Hit and Run | страница 33



‘And yesterday?’ Shap said.

‘Got up late.’

‘After ten?’

‘More like two.’

‘Long sleep.’

‘Clear conscience.’ The man was practically sneering. Butchers felt like decking him. He turned to Gleason; he was a long drink of water, not an ounce of fat on him. ‘And you, Mr Gleason?’

Gleason nodded. ‘Yeah.’

‘Yeah, what?’

Gleason glanced at him, eyelids flickering. ‘I was here, we were both here.’

‘Thing is, someone saw you Tuesday morning. Not long after nine. On the waste ground off Dunham Lane,’ Butchers told him.

‘Can’t have.’ Stone was dismissive.

‘So, you don’t know anything about the theft of a Mercedes or the accident which led to the death of a young girl yesterday?’ Butchers couldn’t disguise his irritation.

‘Oh, yeah. Saw it on the news.’ Stone looked from Butchers to Shap. ‘Tragic,’ he said, his voice laden with sarcasm. ‘Well tragic.’ He gave a slow smile. ‘Hanging’s too good for ‘em.’

Four and a half miles away, at the police station, Janine was finishing a call ordering flowers for the Chinleys. As she replaced the receiver, the phone rang afresh.

‘Janine? Richard. Lee Stone. Guess what he works as?’

‘Interior designer? Hypnotherapist?’

‘Bouncer,’ he told her. ‘At the Topcat Club. Harper reckons he’s good on the door.’

She felt her scalp tighten and a tickling in her wrists. ‘Is he now?’ She ended the call and got straight onto Butchers. ‘You seen Mr Stone?’

‘Just left him, boss. Him and Gleason covering for each other. Stone’s an arrogant prat.’

Janine told him about the connection between Stone and the club. ‘I want you to get back there, bring them in. Time we had a proper chat.’

‘Pleasure,’ she could hear a note of gloating in Butchers’ voice. ‘Just made my morning, boss.’

Chapter Seven

Marta had barely slept, a dull ache in the centre of her, a sick fear about Rosa. It could happen to her… She imagined Rosa’s family receiving the news. Terrible news from the UK. Rosa’s family had been farmers for generations, working the same acreage on the central plains. Raising pigs, growing cabbages and potatoes.

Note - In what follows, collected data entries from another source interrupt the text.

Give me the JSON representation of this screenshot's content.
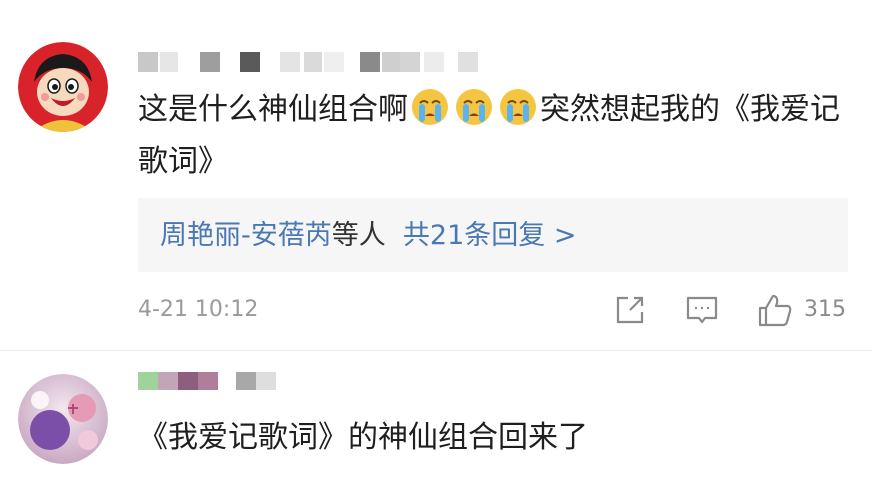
{
  "comments": [
    {
      "text_before": "这是什么神仙组合啊",
      "emojis": [
        "crying-emoji",
        "crying-emoji",
        "crying-emoji"
      ],
      "text_after": "突然想起我的《我爱记歌词》",
      "replies": {
        "names": "周艳丽-安蓓芮",
        "others": "等人",
        "count_text": "共21条回复 >"
      },
      "time": "4-21 10:12",
      "likes": "315"
    },
    {
      "name_partial": "快乐党员",
      "text": "《我爱记歌词》的神仙组合回来了"
    }
  ],
  "colors": {
    "link": "#4a78b3",
    "meta": "#9a9a9a",
    "reply_bg": "#f6f6f6"
  },
  "icons": [
    "share-icon",
    "comment-icon",
    "like-icon"
  ]
}
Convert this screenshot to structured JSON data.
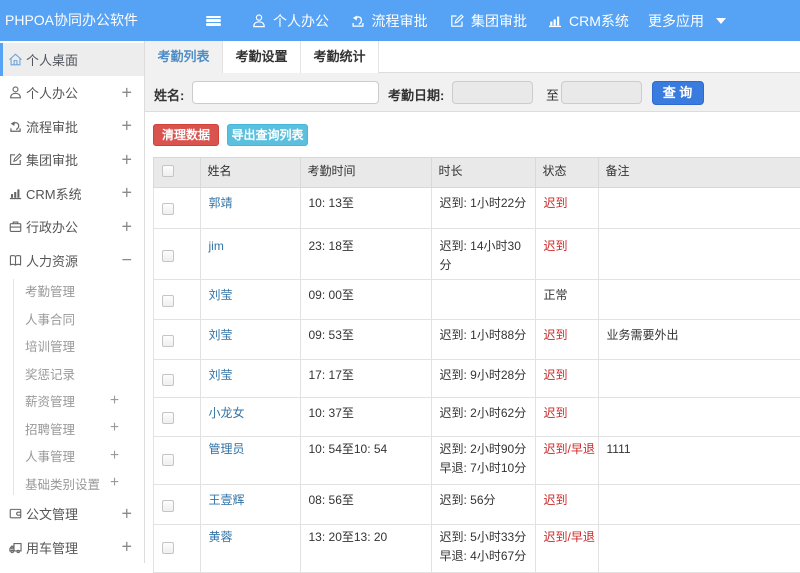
{
  "topbar": {
    "title": "PHPOA协同办公软件",
    "nav": [
      {
        "label": "个人办公",
        "icon": "user-icon"
      },
      {
        "label": "流程审批",
        "icon": "share-icon"
      },
      {
        "label": "集团审批",
        "icon": "edit-icon"
      },
      {
        "label": "CRM系统",
        "icon": "barchart-icon"
      },
      {
        "label": "更多应用",
        "icon": "",
        "caret": true
      }
    ]
  },
  "sidebar": {
    "items": [
      {
        "label": "个人桌面",
        "icon": "home-icon",
        "active": true
      },
      {
        "label": "个人办公",
        "icon": "user-icon",
        "expand": "+"
      },
      {
        "label": "流程审批",
        "icon": "share-icon",
        "expand": "+"
      },
      {
        "label": "集团审批",
        "icon": "edit-icon",
        "expand": "+"
      },
      {
        "label": "CRM系统",
        "icon": "barchart-icon",
        "expand": "+"
      },
      {
        "label": "行政办公",
        "icon": "briefcase-icon",
        "expand": "+"
      },
      {
        "label": "人力资源",
        "icon": "book-icon",
        "expand": "−",
        "children": [
          {
            "label": "考勤管理"
          },
          {
            "label": "人事合同"
          },
          {
            "label": "培训管理"
          },
          {
            "label": "奖惩记录"
          },
          {
            "label": "薪资管理",
            "expand": "+"
          },
          {
            "label": "招聘管理",
            "expand": "+"
          },
          {
            "label": "人事管理",
            "expand": "+"
          },
          {
            "label": "基础类别设置",
            "expand": "+"
          }
        ]
      },
      {
        "label": "公文管理",
        "icon": "wallet-icon",
        "expand": "+"
      },
      {
        "label": "用车管理",
        "icon": "truck-icon",
        "expand": "+"
      }
    ]
  },
  "tabs": [
    {
      "label": "考勤列表",
      "active": true
    },
    {
      "label": "考勤设置",
      "active": false
    },
    {
      "label": "考勤统计",
      "active": false
    }
  ],
  "filter": {
    "name_label": "姓名:",
    "date_label": "考勤日期:",
    "to_label": "至",
    "query_button": "查 询",
    "name_value": "",
    "date_from_value": "",
    "date_to_value": ""
  },
  "actions": {
    "clear_button": "清理数据",
    "export_button": "导出查询列表"
  },
  "table": {
    "columns": [
      "姓名",
      "考勤时间",
      "时长",
      "状态",
      "备注"
    ],
    "rows": [
      {
        "name": "郭靖",
        "time": "10: 13至",
        "duration": [
          "迟到: 1小时22分"
        ],
        "status": "迟到",
        "status_red": true,
        "note": ""
      },
      {
        "name": "jim",
        "time": "23: 18至",
        "duration": [
          "迟到: 14小时30分"
        ],
        "status": "迟到",
        "status_red": true,
        "note": "",
        "tall": true
      },
      {
        "name": "刘莹",
        "time": "09: 00至",
        "duration": [],
        "status": "正常",
        "status_red": false,
        "note": ""
      },
      {
        "name": "刘莹",
        "time": "09: 53至",
        "duration": [
          "迟到: 1小时88分"
        ],
        "status": "迟到",
        "status_red": true,
        "note": "业务需要外出"
      },
      {
        "name": "刘莹",
        "time": "17: 17至",
        "duration": [
          "迟到: 9小时28分"
        ],
        "status": "迟到",
        "status_red": true,
        "note": ""
      },
      {
        "name": "小龙女",
        "time": "10: 37至",
        "duration": [
          "迟到: 2小时62分"
        ],
        "status": "迟到",
        "status_red": true,
        "note": ""
      },
      {
        "name": "管理员",
        "time": "10: 54至10: 54",
        "duration": [
          "迟到: 2小时90分",
          "早退: 7小时10分"
        ],
        "status": "迟到/早退",
        "status_red": true,
        "note": "1111",
        "tall": true
      },
      {
        "name": "王壹辉",
        "time": "08: 56至",
        "duration": [
          "迟到: 56分"
        ],
        "status": "迟到",
        "status_red": true,
        "note": ""
      },
      {
        "name": "黄蓉",
        "time": "13: 20至13: 20",
        "duration": [
          "迟到: 5小时33分",
          "早退: 4小时67分"
        ],
        "status": "迟到/早退",
        "status_red": true,
        "note": "",
        "tall": true
      }
    ]
  },
  "colors": {
    "topbar": "#56a2f5",
    "active_tab_text": "#4f8ec5",
    "query_button": "#3a7be0",
    "danger_button": "#d9534f",
    "info_button": "#5bc0de",
    "link": "#3274a8",
    "status_red": "#cc2727"
  }
}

If things had been tough under communism they had been even worse in the wrench of change to a free market economy.

‘We tried to sell some land,’ Rosa had told Marta. ‘But no one was interested. My father thought he had a jewel, a crock of gold but it was like trying to sell shit to a bishop. The prices fell so low that it wasn’t worth driving the pigs to market. They cost more to feed than he could sell them for. Yet people were still hungry. ‘People have to eat,’ he used to yell. I almost felt sorry for him.’ Rosa hated her father; she often called him the swine, the pig. He’d been a rough bully who had played the tyrant in his home and had few friends even among the other farmers.